En restauration, les effectifs ne sont jamais stables. Des extras qui viennent le week-end, des temps partiels aux horaires décalés, des CDD saisonniers, des remplacements de dernière minute — construire un planning dans ce contexte relève souvent du casse-tête. Et pourtant, une mauvaise gestion des plannings a des conséquences directes sur la conformité légale, le coût salarial et le moral des équipes.
1. Les enjeux spécifiques de la restauration
La restauration est l'un des secteurs où la gestion des plannings est la plus complexe. Plusieurs facteurs s'accumulent :
- La variabilité de l'activité — un samedi soir n'a rien à voir avec un mardi midi. Les besoins en personnel fluctuent constamment selon le service, la saison, les événements.
- La multiplicité des statuts — CDI temps plein, CDI temps partiel, CDD, extras en contrat à durée déterminée d'usage (CDDU), apprentis. Chaque statut a ses règles propres sur le temps de travail.
- Les contraintes légales — repos quotidien de 11h minimum, repos hebdomadaire, durée maximale de travail, majoration des heures supplémentaires. Des règles qui s'appliquent à chaque salarié individuellement.
- La convention collective HCR — elle impose des règles spécifiques sur les horaires coupés, les repas, les jours fériés, qui s'ajoutent au droit commun.
2. La gestion des extras : le point le plus sensible
Les extras représentent souvent 20 à 40% des heures travaillées dans un restaurant, surtout en période de forte activité.
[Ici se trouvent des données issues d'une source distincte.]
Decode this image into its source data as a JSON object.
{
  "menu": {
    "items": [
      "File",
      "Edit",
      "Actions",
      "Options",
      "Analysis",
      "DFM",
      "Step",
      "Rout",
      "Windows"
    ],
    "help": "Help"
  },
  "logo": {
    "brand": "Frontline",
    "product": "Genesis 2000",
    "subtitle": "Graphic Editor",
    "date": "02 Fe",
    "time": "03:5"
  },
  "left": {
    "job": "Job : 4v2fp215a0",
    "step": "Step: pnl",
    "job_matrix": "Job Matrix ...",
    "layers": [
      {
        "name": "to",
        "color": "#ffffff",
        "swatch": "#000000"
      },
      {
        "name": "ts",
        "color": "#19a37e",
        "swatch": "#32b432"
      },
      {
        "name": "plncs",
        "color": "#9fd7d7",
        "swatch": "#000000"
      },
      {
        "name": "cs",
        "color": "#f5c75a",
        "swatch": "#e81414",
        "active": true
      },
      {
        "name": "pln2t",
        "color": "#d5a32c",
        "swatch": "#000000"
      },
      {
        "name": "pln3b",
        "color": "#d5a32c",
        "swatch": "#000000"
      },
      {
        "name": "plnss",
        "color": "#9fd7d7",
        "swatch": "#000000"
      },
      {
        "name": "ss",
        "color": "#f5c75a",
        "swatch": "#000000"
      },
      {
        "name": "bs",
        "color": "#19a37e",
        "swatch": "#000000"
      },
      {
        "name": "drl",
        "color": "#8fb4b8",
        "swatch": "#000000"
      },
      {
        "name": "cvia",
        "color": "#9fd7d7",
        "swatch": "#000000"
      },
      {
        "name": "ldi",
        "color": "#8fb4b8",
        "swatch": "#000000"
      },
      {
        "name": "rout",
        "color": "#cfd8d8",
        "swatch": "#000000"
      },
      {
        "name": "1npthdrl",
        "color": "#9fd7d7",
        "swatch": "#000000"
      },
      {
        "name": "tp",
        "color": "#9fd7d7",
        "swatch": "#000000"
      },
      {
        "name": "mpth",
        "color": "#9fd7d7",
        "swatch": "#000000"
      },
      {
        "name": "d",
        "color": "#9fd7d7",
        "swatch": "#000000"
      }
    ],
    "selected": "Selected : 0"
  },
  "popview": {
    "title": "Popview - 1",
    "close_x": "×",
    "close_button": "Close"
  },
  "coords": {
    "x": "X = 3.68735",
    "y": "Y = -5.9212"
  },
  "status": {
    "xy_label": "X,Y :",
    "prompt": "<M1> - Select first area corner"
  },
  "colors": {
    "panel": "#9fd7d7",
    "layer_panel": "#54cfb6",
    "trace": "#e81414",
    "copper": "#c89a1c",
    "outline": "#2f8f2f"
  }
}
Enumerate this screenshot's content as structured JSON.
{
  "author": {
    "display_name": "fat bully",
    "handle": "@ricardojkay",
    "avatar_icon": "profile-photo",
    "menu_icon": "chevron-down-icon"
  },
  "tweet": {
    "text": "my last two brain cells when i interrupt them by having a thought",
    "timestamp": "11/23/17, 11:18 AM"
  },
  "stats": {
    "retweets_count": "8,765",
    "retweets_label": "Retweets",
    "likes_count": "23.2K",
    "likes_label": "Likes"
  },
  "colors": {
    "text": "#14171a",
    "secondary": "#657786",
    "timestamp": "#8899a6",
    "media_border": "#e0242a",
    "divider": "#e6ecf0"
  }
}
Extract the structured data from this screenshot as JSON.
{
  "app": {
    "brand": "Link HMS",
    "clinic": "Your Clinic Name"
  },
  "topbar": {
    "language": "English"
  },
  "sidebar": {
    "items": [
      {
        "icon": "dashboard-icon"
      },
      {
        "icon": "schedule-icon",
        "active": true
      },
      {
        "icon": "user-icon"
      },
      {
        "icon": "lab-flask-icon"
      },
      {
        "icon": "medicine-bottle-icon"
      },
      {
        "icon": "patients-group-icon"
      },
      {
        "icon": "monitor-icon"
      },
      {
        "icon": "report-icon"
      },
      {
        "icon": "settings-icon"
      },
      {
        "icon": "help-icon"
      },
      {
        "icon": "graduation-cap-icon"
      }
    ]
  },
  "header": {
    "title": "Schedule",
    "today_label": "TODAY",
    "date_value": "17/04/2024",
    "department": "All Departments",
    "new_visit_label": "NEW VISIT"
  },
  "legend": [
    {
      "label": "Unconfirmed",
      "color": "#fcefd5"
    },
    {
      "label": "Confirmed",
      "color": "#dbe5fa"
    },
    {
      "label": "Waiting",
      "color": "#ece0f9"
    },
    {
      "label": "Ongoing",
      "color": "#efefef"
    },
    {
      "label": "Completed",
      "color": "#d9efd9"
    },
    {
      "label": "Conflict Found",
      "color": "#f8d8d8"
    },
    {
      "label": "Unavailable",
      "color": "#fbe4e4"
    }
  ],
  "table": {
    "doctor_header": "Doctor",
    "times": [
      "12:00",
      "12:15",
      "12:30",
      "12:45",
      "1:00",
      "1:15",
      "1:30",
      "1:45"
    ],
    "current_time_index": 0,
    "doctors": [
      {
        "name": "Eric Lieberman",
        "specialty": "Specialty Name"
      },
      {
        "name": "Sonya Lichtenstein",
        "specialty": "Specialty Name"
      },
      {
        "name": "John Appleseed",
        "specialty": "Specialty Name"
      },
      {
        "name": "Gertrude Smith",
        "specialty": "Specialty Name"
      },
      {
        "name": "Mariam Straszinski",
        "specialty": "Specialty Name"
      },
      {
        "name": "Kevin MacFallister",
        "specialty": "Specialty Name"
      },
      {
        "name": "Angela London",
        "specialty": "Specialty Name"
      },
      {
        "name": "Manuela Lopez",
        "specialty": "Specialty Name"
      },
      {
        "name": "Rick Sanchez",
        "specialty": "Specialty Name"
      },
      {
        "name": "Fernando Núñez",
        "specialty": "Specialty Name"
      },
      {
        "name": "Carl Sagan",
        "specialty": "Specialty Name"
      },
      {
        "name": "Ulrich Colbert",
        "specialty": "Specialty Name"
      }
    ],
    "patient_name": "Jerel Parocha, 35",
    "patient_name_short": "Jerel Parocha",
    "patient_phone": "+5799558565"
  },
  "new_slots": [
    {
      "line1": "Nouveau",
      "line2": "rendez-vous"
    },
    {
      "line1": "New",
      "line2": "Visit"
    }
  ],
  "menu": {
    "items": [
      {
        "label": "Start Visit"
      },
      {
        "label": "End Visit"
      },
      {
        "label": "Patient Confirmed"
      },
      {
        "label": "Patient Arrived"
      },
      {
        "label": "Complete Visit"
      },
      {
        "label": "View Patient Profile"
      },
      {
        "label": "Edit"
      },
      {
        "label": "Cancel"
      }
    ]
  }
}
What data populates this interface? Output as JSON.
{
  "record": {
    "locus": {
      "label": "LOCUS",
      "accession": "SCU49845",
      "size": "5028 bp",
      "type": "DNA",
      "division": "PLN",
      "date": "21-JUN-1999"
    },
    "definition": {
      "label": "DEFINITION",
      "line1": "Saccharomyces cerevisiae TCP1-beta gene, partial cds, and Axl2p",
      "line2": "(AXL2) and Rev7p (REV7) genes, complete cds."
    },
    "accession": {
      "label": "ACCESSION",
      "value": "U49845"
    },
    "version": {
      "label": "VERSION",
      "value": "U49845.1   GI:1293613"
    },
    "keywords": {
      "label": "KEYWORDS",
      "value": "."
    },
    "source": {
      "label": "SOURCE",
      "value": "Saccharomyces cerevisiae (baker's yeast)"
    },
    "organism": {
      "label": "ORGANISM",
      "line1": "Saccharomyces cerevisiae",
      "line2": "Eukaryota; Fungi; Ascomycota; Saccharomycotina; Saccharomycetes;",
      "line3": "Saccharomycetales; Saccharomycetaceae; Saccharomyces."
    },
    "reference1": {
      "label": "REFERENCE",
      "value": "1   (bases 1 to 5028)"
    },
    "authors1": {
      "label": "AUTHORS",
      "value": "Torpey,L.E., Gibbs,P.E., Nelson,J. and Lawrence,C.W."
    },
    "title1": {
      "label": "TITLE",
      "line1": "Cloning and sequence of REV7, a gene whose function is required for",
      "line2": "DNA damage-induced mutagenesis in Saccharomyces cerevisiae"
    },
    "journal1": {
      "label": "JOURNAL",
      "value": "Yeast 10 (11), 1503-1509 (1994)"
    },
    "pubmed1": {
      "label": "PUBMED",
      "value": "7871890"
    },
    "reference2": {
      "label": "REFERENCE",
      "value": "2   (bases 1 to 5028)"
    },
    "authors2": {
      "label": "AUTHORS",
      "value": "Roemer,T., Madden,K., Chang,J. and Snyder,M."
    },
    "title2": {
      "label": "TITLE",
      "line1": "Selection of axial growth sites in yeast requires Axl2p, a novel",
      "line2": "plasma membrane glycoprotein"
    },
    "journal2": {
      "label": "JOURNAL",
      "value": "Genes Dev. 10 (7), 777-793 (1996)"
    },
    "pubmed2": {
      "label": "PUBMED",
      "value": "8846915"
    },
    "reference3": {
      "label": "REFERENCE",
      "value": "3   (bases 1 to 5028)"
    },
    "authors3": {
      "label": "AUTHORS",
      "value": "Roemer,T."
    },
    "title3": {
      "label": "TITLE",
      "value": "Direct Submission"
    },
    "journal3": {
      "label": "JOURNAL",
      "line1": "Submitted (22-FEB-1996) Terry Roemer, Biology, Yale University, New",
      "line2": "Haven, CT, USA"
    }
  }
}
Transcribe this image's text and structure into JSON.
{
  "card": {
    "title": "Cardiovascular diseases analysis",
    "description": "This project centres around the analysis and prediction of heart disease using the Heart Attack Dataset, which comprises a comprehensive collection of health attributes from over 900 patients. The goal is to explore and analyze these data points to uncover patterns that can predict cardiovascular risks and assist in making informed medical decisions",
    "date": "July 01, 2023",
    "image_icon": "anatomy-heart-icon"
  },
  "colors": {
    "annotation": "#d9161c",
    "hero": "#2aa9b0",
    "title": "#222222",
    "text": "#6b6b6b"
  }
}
Leur gestion est encadrée par des règles strictes qu'il faut connaître.
Le contrat à durée déterminée d'usage (CDDU)
En restauration, les extras travaillent généralement sous CDDU — un contrat à terme imprécis, adapté aux emplois pour lesquels il est d'usage de ne pas recourir au CDI. Chaque vacation donne lieu à un contrat séparé, même si la même personne revient chaque week-end.
La déclaration préalable à l'embauche (DPAE)
Chaque extra, même pour une seule vacation de quelques heures, doit faire l'objet d'une DPAE auprès de l'URSSAF avant la prise de poste. L'absence de DPAE constitue du travail dissimulé, passible de sanctions pénales et d'un redressement de cotisations sur 3 ans.
3. Les temps partiels : attention aux heures complémentaires
Les salariés à temps partiel sont fréquents en restauration — serveurs du midi, plongeurs du soir, etc. Leur gestion est encadrée par des règles précises sur les heures complémentaires.
| Type d'heures | Plafond légal | Majoration CCN HCR |
|---|---|---|
| Heures complémentaires dans la limite de 1/10e du contrat | 1/10e de la durée contractuelle | 10% de majoration |
| Heures complémentaires entre 1/10e et 1/3 du contrat | 1/3 de la durée contractuelle (max légal) | 25% de majoration |
| Au-delà du tiers | Interdit sauf accord collectif | Requalification possible en temps plein |
4. La méthode pour construire un planning variable serein
Voici une approche structurée qui fonctionne dans les établissements avec des effectifs variables :
- Avoir un socle fixe — identifiez les salariés en CDI qui couvrent les besoins incompressibles. Ils forment l'ossature de chaque service.
- Constituer un vivier d'extras fiables — 5 à 10 personnes avec qui vous avez travaillé, que vous pouvez appeler en priorité. Formalisez leur relation avec des CDDU bien rédigés.
- Planifier sur 2 semaines minimum — les salariés à temps partiel ont le droit d'être informés de leurs horaires avec un délai de prévenance prévu au contrat (souvent 7 jours). Respectez ce délai pour éviter les litiges.
- Tracer toutes les heures — chaque heure travaillée doit être enregistrée, y compris pour les extras. C'est une obligation légale et c'est votre seule défense en cas de litige.
- Vérifier chaque semaine les compteurs — heures supplémentaires, heures complémentaires, repos compensateurs. Un compteur dans le rouge aujourd'hui devient un contentieux dans six mois.
5. Ce qu'un outil RH change concrètement
Gérer les plannings d'une équipe variable sur un tableau Excel ou un cahier, c'est s'exposer à des erreurs inévitables. Un outil RH adapté permet de centraliser les contrats de chaque extra, de calculer automatiquement les heures complémentaires, d'alerter quand un salarié approche de son plafond, et de générer les DPAE sans ressaisie.
Ce n'est pas une question de confort — c'est une question de conformité. Une seule requalification de CDDU en CDI ou un redressement URSSAF sur du travail dissimulé peut coûter plusieurs dizaines de milliers d'euros.